Sometimes this post from 2019 makes people mad, so I wanted to offer some additional commentary and links that may help. I’m not a trained historian by any means, but I tried to write this story with integrity, and I think you’ll find my overview to be fair to the difficulties of the time period and the personhood on both sides. Some things to consider:
A few primary sources from the colonist perspective that affirm the unusual and friendly nature of the first Thanksgiving
Nearly every respected reference source (like this and this) help us see that there was tremendous difficulty in colonist-Native America relations, not only before the first Thanksgiving but after.
Consider the way Increase Mather (influential leader and Harvard College president) opened his 1676 A History of the War with the Indians: “The heathen people amongst whom we live, and whose land the God of our Fathers has given us for a rightful possession, have a various times been plotting mischievous plans against that part of the English Israel which has settled here, as no man who has lived through this period can be ignorant of.” Then he specifically mentions the Wampanoags, the tribe associated with the first Thanksgiving just fifty years prior.
You may consider this professor’s research on the Wampanoag tribe and the history of Thanksgiving or consider with compassion that many Native people treat Thanksgiving Day as a day or mourning.

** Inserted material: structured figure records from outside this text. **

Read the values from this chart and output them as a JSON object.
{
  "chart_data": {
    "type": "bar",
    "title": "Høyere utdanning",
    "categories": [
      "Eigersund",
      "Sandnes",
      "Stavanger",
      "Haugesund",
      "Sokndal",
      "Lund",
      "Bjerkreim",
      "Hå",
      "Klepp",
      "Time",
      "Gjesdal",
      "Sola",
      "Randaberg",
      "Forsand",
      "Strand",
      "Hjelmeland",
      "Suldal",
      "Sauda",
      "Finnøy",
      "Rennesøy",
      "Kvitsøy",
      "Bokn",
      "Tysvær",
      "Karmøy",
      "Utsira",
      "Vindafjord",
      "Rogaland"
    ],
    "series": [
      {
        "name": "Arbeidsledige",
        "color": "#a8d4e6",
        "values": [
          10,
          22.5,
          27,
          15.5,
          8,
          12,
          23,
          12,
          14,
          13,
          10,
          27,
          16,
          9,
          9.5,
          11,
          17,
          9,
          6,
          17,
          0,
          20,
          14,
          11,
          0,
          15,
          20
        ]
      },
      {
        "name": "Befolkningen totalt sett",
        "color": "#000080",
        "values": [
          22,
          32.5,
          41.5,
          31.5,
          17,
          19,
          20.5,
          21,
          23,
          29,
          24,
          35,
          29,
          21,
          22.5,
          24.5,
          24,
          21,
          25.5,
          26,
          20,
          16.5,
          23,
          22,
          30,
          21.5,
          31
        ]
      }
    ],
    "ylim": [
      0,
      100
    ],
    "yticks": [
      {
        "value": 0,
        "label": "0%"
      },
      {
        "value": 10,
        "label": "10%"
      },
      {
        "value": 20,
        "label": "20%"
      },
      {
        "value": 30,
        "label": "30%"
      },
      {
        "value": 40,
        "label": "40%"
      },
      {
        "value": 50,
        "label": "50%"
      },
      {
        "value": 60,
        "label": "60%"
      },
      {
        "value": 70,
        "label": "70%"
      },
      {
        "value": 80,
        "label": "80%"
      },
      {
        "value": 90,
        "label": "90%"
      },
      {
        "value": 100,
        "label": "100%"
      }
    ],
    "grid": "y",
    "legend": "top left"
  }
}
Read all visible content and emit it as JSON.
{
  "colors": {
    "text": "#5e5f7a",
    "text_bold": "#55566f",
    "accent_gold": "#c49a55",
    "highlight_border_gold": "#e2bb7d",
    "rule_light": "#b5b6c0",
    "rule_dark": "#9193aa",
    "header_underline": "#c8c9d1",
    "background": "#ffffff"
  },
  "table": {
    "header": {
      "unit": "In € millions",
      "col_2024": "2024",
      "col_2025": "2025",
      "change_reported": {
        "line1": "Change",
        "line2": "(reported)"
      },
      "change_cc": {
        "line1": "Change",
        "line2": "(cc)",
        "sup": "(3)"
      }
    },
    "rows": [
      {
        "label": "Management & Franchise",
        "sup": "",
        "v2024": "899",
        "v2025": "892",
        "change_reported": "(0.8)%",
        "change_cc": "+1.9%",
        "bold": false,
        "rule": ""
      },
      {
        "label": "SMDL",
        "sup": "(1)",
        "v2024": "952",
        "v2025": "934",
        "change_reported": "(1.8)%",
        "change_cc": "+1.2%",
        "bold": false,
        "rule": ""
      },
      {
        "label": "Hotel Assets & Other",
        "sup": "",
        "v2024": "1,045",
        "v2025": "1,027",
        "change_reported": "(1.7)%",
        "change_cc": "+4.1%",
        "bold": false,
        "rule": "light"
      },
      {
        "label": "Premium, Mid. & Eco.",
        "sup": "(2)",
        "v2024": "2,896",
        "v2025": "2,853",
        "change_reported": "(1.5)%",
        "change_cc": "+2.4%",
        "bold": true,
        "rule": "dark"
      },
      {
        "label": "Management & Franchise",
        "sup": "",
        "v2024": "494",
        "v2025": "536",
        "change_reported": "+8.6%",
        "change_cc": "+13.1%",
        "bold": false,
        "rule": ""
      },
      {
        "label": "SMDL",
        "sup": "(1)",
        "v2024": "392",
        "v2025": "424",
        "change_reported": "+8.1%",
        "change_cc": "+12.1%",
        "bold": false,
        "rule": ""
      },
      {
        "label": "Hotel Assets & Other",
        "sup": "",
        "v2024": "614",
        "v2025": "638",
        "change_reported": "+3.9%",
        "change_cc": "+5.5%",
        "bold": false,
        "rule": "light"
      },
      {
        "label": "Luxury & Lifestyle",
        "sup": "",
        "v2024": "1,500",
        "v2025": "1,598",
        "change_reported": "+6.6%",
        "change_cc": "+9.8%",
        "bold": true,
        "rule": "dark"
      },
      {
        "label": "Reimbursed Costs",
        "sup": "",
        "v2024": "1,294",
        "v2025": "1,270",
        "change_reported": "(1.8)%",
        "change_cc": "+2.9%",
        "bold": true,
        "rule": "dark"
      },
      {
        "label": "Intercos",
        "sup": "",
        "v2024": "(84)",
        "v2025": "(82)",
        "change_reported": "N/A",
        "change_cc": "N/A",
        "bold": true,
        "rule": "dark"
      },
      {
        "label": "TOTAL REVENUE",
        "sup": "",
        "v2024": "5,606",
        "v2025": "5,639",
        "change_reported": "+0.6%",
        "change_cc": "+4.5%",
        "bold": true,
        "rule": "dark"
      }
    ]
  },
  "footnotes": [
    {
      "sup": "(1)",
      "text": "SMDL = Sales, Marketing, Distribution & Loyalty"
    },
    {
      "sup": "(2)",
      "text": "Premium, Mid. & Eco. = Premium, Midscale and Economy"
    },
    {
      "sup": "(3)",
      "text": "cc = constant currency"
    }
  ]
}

Of course, as you look into it yourself, you will notice that many sources beyond our go-to reference sources have an agenda, so it’s difficult to rummage through it all and know who to believe. This why I’ve aimed to offer a retelling that is general and gracious. My agenda is this: to talk about Thanksgiving by looking at history with honesty and at the gospel with hope. Because Jesus covered our sin and shame on the cross, we can look to the true Savior and the true table that awaits us.